In the OP, I mention that James M. Lurvey "was interviewed by a young Jay S. Hoar, who would tell his story in greater detail many years later." Jay Hoar was a 16 year old Rangely, Maine youth who, having read that May 1949 Life Magazine spread about surviving Civil War veterans, was determined to meet at least one of them. Since Lurvey lived the closest to him, he set off, on his own, jumping freight trains, and hitchhiking until he reached Goffs Falls, N.H.The boy's visit with the 102-year-old veteran changed his life. It became his obsession to meet and interview as many of these men as he could. Time was running out, and he was able to personally visit only a few men before they were all gone.

But, Jay Hoar continued his research, visiting the families the last veterans left behind, delving deep into official records and local memory alike. Graduating from the University of Maine, he spent four years in the Navy. After that, he began his teaching career, first in secondary schools, then at Maine Maritime Academy, then at the University of Maine at Farmington where he taught for 33 years. All through that time his obsession with those few old men continued.

The result has been a remarkable series of books:
  • New England's Last Civil War Veterans (1976)
  • The South's Last Boys in Gray: An Epic Prose Elegy (1986, revised 2010)
  • Montana's last Civil War old-soldiery (1984)
  • Callow, Brave and True: A Gospel of Civil War Youth (1999)
  • Our Eldest and Last Civil War Nurses (2001)
  • The North's Last Boys in Blue: An Epic Prose Elegy: A Substudy of Sunset and Dusk of the Blue and Gray (2 volumes, 2006, 2008)

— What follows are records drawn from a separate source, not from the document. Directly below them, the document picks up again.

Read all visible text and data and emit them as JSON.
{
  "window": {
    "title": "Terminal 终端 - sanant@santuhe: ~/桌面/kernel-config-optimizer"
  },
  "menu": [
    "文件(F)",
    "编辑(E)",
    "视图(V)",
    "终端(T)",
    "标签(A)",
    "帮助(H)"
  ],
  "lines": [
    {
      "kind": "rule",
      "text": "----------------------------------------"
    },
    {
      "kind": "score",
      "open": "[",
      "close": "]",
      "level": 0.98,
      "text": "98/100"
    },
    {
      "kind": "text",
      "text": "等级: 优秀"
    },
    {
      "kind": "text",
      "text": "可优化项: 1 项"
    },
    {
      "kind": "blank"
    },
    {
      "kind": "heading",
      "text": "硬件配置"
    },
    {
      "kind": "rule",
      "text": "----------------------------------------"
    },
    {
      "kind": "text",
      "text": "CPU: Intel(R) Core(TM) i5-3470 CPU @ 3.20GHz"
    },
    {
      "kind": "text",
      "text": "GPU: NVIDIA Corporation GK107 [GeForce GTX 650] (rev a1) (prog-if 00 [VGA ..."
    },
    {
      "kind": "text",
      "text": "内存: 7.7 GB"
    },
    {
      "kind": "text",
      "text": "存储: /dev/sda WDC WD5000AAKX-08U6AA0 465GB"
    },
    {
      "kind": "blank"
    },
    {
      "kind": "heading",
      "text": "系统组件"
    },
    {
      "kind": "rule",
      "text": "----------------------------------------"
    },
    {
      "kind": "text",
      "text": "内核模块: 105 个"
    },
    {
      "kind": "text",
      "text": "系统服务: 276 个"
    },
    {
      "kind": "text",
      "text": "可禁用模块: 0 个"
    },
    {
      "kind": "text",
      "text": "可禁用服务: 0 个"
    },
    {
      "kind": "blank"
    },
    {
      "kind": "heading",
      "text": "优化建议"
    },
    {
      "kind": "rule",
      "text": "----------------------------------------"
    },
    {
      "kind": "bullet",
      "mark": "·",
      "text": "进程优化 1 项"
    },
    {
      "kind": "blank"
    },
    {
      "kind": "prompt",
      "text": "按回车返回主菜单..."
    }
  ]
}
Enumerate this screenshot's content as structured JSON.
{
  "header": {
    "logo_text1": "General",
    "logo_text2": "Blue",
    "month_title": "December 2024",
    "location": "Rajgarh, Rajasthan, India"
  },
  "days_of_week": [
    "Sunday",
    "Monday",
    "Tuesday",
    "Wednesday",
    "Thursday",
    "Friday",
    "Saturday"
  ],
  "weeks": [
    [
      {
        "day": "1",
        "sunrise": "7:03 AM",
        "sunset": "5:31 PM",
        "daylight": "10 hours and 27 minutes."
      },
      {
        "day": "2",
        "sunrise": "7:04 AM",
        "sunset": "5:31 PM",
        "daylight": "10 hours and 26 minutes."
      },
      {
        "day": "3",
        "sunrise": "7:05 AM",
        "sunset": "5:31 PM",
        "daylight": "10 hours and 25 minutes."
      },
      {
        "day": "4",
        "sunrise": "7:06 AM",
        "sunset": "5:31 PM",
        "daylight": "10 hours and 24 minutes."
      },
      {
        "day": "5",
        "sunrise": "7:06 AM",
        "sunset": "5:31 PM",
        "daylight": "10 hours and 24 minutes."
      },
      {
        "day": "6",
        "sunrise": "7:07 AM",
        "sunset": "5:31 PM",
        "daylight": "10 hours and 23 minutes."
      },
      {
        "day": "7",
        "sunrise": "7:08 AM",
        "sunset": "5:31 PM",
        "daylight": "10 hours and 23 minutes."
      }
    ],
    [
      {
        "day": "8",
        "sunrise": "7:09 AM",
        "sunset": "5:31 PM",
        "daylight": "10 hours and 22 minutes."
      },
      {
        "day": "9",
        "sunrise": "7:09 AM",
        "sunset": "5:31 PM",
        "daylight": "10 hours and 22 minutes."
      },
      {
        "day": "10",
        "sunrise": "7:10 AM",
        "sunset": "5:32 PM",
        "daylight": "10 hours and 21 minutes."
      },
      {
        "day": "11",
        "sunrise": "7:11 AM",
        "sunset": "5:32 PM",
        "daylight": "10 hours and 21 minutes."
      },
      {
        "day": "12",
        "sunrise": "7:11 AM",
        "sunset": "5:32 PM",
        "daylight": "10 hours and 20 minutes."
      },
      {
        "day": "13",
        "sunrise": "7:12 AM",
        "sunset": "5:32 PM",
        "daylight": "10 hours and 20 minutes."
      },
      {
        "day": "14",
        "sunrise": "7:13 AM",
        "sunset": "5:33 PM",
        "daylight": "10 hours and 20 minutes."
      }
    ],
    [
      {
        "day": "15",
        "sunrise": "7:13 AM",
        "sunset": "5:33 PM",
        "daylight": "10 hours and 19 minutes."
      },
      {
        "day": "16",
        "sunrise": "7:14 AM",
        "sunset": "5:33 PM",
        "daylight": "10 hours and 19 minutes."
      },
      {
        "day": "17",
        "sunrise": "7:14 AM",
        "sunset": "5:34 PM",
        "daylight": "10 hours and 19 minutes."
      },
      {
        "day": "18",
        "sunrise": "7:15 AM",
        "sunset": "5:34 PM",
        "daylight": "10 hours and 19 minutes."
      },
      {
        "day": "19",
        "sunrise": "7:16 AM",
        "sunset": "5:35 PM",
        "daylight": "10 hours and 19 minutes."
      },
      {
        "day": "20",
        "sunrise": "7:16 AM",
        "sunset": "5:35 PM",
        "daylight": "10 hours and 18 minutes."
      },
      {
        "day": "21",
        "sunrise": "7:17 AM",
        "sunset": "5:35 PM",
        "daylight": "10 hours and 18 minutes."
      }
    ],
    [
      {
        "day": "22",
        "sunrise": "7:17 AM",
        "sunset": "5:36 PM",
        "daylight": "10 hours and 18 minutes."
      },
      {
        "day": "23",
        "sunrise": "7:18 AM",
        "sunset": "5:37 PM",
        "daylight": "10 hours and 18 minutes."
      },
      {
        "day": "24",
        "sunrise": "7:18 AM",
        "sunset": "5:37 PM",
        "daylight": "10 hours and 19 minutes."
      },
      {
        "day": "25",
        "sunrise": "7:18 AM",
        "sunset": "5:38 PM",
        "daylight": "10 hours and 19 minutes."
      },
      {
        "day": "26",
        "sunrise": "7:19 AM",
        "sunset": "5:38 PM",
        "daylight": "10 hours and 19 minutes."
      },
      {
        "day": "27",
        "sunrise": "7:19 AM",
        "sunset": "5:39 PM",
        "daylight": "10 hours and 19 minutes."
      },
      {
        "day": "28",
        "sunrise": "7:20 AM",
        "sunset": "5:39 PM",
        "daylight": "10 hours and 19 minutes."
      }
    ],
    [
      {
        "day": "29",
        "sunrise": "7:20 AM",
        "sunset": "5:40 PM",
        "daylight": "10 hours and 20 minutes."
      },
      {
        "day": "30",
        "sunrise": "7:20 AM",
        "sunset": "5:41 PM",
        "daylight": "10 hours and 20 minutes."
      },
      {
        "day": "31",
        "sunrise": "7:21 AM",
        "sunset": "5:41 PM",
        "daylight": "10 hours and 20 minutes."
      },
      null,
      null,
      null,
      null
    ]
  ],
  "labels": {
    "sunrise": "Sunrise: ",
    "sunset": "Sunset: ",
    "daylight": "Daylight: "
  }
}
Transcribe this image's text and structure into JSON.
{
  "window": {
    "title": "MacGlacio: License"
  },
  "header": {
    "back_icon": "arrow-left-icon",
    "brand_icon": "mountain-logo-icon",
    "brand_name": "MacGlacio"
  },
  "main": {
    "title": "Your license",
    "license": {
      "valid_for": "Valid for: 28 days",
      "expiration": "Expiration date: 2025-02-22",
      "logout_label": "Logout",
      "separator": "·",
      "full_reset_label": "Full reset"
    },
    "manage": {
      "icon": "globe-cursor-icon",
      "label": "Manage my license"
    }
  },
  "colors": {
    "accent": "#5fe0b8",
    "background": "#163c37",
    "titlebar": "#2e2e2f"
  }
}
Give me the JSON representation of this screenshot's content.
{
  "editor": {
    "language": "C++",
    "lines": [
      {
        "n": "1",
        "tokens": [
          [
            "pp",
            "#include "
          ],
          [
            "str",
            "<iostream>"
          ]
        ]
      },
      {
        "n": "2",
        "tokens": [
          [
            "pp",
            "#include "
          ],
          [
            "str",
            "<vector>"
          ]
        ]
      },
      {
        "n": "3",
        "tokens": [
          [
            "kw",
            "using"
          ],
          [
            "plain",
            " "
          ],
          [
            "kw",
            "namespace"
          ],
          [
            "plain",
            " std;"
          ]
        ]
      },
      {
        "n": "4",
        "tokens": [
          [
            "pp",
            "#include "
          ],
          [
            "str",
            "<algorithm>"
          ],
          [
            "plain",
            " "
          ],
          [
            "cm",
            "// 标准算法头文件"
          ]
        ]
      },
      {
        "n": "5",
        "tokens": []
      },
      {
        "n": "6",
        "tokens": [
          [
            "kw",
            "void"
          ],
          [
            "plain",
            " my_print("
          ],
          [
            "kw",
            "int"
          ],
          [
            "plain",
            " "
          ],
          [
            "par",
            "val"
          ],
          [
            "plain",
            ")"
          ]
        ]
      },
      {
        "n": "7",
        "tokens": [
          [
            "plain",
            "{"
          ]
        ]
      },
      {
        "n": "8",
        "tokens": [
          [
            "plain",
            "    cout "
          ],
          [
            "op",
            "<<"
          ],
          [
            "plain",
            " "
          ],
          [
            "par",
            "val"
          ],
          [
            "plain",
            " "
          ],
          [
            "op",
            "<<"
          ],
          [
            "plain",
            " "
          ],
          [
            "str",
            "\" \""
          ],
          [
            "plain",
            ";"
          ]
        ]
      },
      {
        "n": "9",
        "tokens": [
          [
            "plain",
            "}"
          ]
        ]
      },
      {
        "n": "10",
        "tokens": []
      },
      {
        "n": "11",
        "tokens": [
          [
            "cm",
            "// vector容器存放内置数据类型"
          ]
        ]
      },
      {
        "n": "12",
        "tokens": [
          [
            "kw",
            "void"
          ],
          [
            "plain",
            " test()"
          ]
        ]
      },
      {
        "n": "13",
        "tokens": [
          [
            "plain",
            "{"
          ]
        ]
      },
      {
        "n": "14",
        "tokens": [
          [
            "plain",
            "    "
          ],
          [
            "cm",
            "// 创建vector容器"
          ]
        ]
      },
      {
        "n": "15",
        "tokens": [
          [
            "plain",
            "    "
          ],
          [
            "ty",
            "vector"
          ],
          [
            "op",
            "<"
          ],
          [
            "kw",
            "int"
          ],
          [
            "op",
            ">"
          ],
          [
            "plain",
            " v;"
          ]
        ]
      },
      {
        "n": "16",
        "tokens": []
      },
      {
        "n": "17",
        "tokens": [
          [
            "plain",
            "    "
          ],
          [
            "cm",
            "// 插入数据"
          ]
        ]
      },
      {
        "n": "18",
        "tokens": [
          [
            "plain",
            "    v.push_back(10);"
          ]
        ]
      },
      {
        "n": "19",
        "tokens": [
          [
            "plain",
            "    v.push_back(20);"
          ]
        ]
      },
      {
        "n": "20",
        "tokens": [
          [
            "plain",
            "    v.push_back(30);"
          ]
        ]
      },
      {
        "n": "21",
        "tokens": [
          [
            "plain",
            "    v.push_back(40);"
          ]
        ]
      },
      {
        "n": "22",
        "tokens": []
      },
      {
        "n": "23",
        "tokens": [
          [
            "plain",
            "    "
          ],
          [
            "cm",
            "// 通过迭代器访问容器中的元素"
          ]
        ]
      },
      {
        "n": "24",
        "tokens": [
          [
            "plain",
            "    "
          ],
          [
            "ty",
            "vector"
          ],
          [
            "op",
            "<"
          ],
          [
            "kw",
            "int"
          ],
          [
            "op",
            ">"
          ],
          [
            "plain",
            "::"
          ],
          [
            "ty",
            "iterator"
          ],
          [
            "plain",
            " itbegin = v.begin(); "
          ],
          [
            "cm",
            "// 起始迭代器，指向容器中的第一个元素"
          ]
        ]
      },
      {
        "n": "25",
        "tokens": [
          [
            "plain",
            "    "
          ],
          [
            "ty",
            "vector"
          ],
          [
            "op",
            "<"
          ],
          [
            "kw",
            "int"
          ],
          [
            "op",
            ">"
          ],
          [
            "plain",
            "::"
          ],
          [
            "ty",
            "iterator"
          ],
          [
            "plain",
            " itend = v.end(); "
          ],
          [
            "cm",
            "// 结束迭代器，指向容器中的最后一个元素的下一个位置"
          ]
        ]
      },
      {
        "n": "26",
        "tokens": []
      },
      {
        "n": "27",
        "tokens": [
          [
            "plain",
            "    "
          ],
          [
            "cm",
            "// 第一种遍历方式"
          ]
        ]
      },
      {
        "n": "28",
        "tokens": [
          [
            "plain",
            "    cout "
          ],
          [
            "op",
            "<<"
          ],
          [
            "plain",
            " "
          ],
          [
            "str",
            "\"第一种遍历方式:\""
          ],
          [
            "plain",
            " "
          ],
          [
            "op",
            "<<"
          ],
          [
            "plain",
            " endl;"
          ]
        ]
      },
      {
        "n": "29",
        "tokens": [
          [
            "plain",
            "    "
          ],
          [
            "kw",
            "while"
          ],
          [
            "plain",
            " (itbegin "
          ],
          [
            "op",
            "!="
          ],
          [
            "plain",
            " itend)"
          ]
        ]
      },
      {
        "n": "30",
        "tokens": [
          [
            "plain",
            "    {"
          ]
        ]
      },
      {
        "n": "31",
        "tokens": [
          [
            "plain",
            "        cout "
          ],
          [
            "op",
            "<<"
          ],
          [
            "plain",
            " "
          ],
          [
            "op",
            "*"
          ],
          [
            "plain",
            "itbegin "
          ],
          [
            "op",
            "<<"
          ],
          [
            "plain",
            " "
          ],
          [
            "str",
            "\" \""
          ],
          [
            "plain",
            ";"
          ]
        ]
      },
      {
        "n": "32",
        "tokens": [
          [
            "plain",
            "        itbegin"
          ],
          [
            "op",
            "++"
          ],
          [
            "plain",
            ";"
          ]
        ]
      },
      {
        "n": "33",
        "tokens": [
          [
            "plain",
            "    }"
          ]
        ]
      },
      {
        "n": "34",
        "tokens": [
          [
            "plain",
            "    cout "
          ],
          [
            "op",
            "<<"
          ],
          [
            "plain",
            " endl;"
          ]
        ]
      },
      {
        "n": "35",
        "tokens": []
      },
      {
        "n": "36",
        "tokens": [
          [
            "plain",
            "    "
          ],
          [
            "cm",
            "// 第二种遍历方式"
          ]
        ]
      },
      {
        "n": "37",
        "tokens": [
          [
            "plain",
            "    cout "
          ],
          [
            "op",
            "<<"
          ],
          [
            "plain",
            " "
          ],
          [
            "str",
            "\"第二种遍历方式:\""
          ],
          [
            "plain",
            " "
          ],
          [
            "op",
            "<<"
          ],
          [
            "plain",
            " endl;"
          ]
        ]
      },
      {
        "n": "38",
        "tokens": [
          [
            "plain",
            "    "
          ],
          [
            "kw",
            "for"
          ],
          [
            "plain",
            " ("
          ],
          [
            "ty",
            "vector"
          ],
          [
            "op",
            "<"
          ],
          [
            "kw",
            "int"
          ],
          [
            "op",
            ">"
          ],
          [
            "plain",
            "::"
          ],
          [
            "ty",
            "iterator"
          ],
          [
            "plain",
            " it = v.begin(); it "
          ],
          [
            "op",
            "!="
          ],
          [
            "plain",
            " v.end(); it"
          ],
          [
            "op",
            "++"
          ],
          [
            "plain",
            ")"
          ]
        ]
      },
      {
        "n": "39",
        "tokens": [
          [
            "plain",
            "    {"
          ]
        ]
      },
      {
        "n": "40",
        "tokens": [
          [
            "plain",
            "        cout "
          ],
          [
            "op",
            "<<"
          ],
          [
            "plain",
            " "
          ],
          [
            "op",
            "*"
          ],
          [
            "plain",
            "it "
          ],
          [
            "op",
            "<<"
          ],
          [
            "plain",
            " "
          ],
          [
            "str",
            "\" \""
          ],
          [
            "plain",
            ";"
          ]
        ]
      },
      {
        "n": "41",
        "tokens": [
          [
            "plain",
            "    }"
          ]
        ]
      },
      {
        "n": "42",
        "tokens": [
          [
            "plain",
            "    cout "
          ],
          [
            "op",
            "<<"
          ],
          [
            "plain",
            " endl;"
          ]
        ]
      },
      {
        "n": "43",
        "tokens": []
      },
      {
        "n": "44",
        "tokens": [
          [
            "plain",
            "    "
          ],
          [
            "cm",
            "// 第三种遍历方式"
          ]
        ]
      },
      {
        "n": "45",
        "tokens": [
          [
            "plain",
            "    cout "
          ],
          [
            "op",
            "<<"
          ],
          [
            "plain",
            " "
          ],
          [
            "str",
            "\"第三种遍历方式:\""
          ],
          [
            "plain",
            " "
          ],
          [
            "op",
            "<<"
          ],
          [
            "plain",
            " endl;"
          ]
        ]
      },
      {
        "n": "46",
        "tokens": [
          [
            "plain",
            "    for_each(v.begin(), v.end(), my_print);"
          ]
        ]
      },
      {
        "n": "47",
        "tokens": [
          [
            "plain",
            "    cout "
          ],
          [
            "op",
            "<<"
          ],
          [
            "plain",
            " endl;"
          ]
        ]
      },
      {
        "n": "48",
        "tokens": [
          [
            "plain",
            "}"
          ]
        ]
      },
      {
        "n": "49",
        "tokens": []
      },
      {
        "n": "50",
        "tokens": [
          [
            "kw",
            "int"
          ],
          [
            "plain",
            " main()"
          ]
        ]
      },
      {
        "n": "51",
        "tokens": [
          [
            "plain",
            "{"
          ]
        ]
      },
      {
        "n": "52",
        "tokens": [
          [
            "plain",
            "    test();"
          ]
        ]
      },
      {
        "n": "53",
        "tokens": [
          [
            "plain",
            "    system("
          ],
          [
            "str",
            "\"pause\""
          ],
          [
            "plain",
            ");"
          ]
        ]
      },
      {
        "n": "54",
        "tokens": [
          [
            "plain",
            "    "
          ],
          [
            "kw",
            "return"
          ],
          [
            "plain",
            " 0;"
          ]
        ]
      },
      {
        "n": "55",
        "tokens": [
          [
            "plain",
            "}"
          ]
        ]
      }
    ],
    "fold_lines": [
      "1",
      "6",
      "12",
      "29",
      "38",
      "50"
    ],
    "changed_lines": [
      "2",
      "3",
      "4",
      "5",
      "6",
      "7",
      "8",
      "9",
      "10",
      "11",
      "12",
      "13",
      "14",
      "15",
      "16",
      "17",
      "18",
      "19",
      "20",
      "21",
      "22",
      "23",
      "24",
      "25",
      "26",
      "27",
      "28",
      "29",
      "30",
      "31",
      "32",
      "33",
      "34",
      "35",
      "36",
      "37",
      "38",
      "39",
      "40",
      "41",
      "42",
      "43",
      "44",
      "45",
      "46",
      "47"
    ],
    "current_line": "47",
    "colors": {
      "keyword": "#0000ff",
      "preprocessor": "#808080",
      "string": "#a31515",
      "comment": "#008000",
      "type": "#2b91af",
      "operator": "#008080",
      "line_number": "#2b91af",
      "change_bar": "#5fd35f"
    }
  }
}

  • The South's Last Boys in Gray: An Epic Prose Elegy: A Substudy of Sunset and Dusk of the Blue and the Gray (2010, an expanded revision of the 1986 volume, published as vol. 3)
For anyone deeply interested in the last ACW veterans, these scarce and often costly volumes by Jay S. Hoar are indispensable. The 86-year-old Professor Hoar is still living in Farmington, Maine.